The title chosen for this mini-exhibit reflects one exceptional aspect of the Caucasus–the diversity of its peoples (more than 40 ethnic groups), languages (50+ languages from both small indigenous language families and from the wider Indo-European, Mongolic, Semitic and Turkic language families), religions (Islam, Christianity, Judaism, Buddhism), geography (mountains, glaciers, lowlands, seashore), history and culture. The exhibit could just have easily been entitled “Small Nations and Great Powers”, “Crossroads and Conflict”, “Shattering Empires”, all titles of recent books on the Caucasus. It is a small region of great contrasts and from time immemorial, of geopolitical significance to those larger nations which surround it—Russia to the north and Turkey and Iran to the south. For centuries the North Caucasus region, forming the borderland of European Russia, has represented the literal and symbolic frontier between Europe and Asia. But it is the South Caucasus region, comprised of the now independent countries of Armenia, Azerbaijan, and Georgia,that is the primary focus of this exhibit. The Caucasus has captured the imagination of travelers throughout the ages, as well as being of current strategic importance to the world’s powers. As one can see from even the briefest of historical chronologies, these have been countries involved in almost continuous conflict, war, forced migrations, massacres, ethnic cleansing, invasion, conquest and re-conquest, with borders that have shifted in response to each cataclysmic event. Nevertheless, each country has been able to nourish its language, literature, folklore and art, preserving its sense of ethnic and national identity (to paraphrase a local proverb–“There are more poets than mountains”).
As a true crossroads, the Caucasus plays an integral role in the emerging field of borderland studies (see journals such as Eurasia Border Review, The Journal of Borderland Studies), as well as Silk Road Studies (see the Central Asia-Caucasus Institute’s Silk Road Studies Program at Johns Hopkins). Likewise, in the last decade or so, the addition of the word Eurasian to many of our long-standing academic Slavic and East European organizations and institutions documents this new emphasis on the regions of the Caucasus and Central Asia; perhaps the most notable example of this is the official change in name of The American Association for the Advancement of Slavic Studies to The Association for Slavic, East European and Eurasian Studies (ASEEES).

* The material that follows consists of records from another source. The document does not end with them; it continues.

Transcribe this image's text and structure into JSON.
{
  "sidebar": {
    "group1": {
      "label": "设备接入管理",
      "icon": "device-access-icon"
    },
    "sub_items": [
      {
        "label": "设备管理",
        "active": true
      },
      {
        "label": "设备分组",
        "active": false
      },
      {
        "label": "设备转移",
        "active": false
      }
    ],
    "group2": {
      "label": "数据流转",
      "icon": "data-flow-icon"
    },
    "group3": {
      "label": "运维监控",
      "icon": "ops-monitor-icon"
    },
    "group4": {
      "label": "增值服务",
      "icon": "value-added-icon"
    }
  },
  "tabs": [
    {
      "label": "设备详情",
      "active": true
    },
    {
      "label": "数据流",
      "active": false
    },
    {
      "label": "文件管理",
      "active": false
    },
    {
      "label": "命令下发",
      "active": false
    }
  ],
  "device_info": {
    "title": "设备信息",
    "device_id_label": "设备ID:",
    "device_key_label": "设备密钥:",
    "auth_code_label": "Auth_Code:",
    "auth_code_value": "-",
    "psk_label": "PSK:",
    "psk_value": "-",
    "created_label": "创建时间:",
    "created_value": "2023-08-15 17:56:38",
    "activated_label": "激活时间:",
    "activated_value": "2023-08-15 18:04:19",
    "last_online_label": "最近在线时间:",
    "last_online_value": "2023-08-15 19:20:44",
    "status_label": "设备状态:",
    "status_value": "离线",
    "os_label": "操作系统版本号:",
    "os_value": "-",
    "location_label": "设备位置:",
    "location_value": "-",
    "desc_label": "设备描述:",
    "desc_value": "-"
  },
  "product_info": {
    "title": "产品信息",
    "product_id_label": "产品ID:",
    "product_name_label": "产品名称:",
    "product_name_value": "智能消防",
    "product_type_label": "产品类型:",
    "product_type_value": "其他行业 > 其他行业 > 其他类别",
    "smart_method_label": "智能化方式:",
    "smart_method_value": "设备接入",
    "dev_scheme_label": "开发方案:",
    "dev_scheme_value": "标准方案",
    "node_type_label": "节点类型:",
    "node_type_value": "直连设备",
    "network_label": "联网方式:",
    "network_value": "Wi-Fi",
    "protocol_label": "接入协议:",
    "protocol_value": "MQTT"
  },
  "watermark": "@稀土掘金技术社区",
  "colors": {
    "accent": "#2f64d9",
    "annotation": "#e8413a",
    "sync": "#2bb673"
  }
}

This exhibit has been prepared to coincide with the University’s Center for East European, Russian and Eurasian Studies (CEERES) 2012-2013 lecture series “Connecting with the Caucasus“, which has brought together scholars from a variety of fields (Linguistics, History, Politics, Anthropology and Sociology, Literature/Music/Art) to revisit the histories, analyze the contemporary situations, encouraging the creation of new knowledge with regard to this area of considerable humanistic, social scientific, and strategic significance. The speaker series will set the stage for a 2014 CEERES conference on the Caucasus–a follow-up to its 2007 conference (The Caucasus: Directions and Disciplines).
The next lecture in the program will be:
Georgi Derluguian (NYU Abu Dhabi), speaking on “Guns, Maize, and Foreign Trade: The Origins of Democratic Polis in the Eighteenth-Century Caucasus”. (February 12, 2013, 5:30pm, Franke Institute for the Humanities)
The exhibit, located in the Second Floor Reading Room of Regenstein Library, will run through April 2013.